Iran at the Centre of Middle East Problems

Before the Second World War, conflicts in the Middle East were caused by issues regarding colonisation. After the war and after the colonisation had finished, conflicts got more and more serious and the blame was pinned on the battle between the western and Soviet camp during the Cold War.

New wars were starting after the collapse of the Soviet Union in the nineties. They started in Somalia, Iraq and Afghanistan, and there was also significant trouble in Eritrea, South Yemen, Algeria and Egypt – all because of political vacuum.

The vacuum finished when Moscow came back onto the scene and wars got bigger and more dangerous because red lines and borders were ignored. There were huge numbers of casualties and deaths as a result, and a large number of people were displaced. 

So it can be said that crises in the region are not because of a model of international regional conflict. There is a tendency for crises and war. And there is a tendency towards a lack of stability. 

Since the eighties, Iran has been blamed for being the source of all tension in the Middle East. There have been other bad actors in the region - Saddam Hussein in Iraq and his regime and Muammar Qaddafi in Libya – but these threats have since been neutralised.  

In Iraq and Libya the political regimes were changed because of international investment, but several US administrations have reassured Iran that this will not be the case with them. They have said to Iran that as long as its hostile activities are contained and as long as terrorist and extremist activities are curbed, the political regime will remain intact. 

If the Iranian regime was able to be forced to curb its destruction, there would be a much better chance for peace in the Middle East.

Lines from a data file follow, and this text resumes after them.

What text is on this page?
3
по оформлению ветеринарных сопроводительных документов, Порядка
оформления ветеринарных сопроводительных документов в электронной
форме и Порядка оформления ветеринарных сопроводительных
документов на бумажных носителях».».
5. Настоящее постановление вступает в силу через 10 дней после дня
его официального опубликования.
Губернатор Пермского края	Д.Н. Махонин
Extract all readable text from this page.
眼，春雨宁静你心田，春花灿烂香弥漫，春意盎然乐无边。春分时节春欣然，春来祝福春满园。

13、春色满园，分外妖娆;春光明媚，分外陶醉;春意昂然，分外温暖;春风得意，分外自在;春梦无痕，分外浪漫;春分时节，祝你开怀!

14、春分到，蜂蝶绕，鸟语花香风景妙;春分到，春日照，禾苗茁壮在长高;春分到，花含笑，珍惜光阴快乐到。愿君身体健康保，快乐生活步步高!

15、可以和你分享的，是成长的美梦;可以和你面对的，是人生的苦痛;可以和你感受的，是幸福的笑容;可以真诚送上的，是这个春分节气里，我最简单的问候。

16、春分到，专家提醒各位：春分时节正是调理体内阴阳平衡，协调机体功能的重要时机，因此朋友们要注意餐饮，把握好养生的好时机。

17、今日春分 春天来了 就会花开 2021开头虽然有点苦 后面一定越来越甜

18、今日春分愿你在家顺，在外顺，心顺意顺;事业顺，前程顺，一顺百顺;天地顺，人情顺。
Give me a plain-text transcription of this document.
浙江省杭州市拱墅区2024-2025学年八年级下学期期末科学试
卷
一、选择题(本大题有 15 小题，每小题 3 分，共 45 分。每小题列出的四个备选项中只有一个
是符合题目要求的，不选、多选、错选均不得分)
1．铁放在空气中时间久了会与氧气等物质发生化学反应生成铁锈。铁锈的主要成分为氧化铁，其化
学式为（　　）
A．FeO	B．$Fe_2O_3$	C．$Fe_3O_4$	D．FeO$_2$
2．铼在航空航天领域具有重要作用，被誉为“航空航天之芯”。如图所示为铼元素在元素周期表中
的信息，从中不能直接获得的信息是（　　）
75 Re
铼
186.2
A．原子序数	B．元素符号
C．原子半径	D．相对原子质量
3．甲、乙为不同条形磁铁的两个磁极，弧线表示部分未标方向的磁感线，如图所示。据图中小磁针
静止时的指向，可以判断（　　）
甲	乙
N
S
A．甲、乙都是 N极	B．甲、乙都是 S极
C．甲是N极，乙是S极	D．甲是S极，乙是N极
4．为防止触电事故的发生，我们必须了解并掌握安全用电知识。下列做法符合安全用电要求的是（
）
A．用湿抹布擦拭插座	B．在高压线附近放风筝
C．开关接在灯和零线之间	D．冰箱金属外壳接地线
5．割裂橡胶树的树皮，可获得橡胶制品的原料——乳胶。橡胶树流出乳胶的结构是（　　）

Iran really has been the source of all major issues in the region, so to eliminate the Iranian threat will kill side threats off. 

Some of these side threats include the Lebanese Hezbollah, extremist militias in Iraq, Houthi militias and Hamas in Gaza, to name but a few. There are dozens of other militias in Afghanistan, Bahrain and Pakistan. 

International and regional leaders need to recognise that Iran is the problem. Once this has been identified, then action to move forward needs to be taken. It is unwise to go for Iran’s militias and proxies – firstly because there are so many of them, and secondly because it will make very little difference. The source of the problem needs to be confronted – not the numerous helpers. 

Iran has been allowed to get away with its destruction thus far because it claims to defend Islam and many other excuses. But this is not true. To stop the Iranian regime’s terrorist and extremist policies will be to give peace a chance to settle in the Middle East.